I've just come to find such abstraction layers less useful in the typical web
app. They seem to be more applicable in an enterprise app setting where
portability is important, control over the schema might be limited or non-
existent, the performance and scalability requirements are more predictable.
In a web app, the structural complexity of the data is often low or the data
is not well-representable in relational form (note the rise in popularity of
non-relational stores). Performance requirements are harder to predict. Adding
an relational algebra abstraction layer in that context often doesn't add
enough value to justify the increase in complexity - you still end up having
to understand the entire depth of the stack while getting little benefit from
the extra capabilities it offers beyond the warm fuzzy feeling of using
something pretty neat.

------
mst
Shame they appear to have confused how GROUP BY works. They're correct that -

SELECT users.*, count(photos.id) FROM users LEFT OUTER JOIN photos ON users.id
= photos.user_id GROUP BY photos.user_id

won't do what they want.

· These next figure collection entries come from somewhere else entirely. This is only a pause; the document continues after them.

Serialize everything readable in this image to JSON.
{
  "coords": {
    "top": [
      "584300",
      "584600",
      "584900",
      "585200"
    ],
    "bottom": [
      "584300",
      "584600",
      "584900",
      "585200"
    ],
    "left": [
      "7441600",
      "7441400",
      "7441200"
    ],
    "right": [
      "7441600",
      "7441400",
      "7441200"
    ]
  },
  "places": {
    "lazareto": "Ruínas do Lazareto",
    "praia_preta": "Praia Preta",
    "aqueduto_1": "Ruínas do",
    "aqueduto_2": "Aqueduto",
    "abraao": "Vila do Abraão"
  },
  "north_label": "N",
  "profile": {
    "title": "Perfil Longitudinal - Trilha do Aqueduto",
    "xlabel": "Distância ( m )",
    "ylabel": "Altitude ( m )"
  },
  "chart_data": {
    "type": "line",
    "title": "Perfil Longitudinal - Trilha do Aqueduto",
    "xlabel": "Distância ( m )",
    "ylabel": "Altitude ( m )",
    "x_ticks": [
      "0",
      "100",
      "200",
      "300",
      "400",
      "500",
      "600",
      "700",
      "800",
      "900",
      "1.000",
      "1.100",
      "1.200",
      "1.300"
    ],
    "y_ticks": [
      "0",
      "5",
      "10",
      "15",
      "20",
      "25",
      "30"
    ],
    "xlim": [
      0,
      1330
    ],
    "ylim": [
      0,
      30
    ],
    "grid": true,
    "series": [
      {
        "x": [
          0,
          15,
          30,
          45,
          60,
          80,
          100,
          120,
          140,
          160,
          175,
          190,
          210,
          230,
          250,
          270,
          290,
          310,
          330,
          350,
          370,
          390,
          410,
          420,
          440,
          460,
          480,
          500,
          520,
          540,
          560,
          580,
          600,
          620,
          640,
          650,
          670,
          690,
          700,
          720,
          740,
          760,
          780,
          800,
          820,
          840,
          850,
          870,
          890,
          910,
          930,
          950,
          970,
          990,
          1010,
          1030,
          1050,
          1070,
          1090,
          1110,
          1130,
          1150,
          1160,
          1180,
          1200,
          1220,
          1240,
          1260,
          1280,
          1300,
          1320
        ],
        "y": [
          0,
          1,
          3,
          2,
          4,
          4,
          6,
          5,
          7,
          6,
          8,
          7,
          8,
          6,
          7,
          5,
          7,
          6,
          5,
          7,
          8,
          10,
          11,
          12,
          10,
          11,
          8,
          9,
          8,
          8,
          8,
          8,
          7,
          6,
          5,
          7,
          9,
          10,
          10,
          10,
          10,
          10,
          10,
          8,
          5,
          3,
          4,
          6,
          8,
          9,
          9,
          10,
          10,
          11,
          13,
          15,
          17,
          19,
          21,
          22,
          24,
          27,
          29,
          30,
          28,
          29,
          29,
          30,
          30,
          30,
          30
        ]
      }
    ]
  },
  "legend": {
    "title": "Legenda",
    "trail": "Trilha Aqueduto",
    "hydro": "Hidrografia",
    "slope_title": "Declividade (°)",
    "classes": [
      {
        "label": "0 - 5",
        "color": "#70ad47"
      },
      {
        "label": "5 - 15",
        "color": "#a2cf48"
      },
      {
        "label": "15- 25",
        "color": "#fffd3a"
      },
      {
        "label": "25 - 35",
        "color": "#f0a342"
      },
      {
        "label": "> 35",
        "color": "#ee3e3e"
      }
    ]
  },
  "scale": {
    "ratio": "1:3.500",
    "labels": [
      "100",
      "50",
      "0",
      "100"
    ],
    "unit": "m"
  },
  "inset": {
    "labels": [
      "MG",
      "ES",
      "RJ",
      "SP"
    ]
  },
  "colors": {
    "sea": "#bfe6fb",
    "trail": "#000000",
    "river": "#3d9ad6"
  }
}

In fact, it isn't even a valid query outside of MySQL
that I can think of.

What -will- do the right thing is:

SELECT users.id, users.name, count(photos.id) FROM users LEFT OUTER JOIN
photos ON users.id = photos.user_id GROUP BY users.id, users.name

(which in the conceptually similar perl thing I'm working on at the moment
you'd represent just by asking for a set of user objects with
$user->photos->count eager loaded, but anyway ...)

------
raganwald
Avdi Grimm also pointed me to: <http://github.com/dkubb/veritas>